開発した技術は、作業者側のカメラ画像から作業者の位置や向きを推定することにより、複数枚の画像を立体的に配置した3次元画像を生成する。これにより、遠隔支援者は現場の様子を任意の視点から把握し、作業者の位置と向きに連動したAR情報として、現場の作業者に的確に指示できる。
3次元画像の生成にあたっては、現場のカメラの画像から、複数の画像特徴点を抽出することでカメラの位置と向きをリアルタイムに追跡し、作業員の位置と向きを継続的に推定。ブレのない映像を選択し、3次元の位置および向きの情報と一緒に遠隔支援者へ送信する。遠隔支援者側では、カメラのパラメーターとなる焦点距離および画像の中心にあわせて3次元空間上に画像をリアルタイムに配置し、カメラと環境特徴点との距離も加味して画像のサイズを調整する。選別された画像を順次3次元空間上に配置することにより、3次元画像として広範囲に渡る作業現場の全景を即座に精度よく表現する。
生成した3次元画像に対しては、作業員を3次元モデルとして仮想的に描画することができ、遠隔支援者は自分の好きな視点から作業員の行動を把握できる。また、遠隔支援者が3次元画像に対してポインターや注釈の形で指示を行うことができ、指示は即座に作業員のスマートデバイスなどに伝達され、作業員の位置と向きにあわせたリアルタイムなAR情報として提示できる。
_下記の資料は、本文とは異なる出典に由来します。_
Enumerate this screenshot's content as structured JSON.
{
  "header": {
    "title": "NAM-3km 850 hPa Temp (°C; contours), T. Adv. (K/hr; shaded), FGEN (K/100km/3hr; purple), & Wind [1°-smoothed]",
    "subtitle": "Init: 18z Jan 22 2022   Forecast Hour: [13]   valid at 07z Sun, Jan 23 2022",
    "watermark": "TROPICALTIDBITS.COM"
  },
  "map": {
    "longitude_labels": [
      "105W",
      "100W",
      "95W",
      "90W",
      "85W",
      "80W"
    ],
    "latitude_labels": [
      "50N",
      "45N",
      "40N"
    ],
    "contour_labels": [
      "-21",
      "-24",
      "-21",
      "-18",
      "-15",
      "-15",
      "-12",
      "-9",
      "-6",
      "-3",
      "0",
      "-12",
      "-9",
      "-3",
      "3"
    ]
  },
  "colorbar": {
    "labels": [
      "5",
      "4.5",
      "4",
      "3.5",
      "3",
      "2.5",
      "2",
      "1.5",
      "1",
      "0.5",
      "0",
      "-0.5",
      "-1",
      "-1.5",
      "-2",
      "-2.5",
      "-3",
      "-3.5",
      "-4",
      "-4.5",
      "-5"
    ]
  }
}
さらに、そのAR情報が作業員の視野外にある場合はそこまで作業員を誘導することができ、遠隔からの効果的な支援を実現できる。
富士通研究所では、開発した技術を用いることで、遠隔支援者から作業者への的確な指示が可能となり、経験不足の作業者でも作業範囲を拡大でき、現場作業が難しくなった熟練者のスキルを有効活用することで、人材活用の自由度が向上すると説明。今後、技術を実際の設備点検やメンテナンス現場で検証し、2016年度中の実用化を目指すとしている。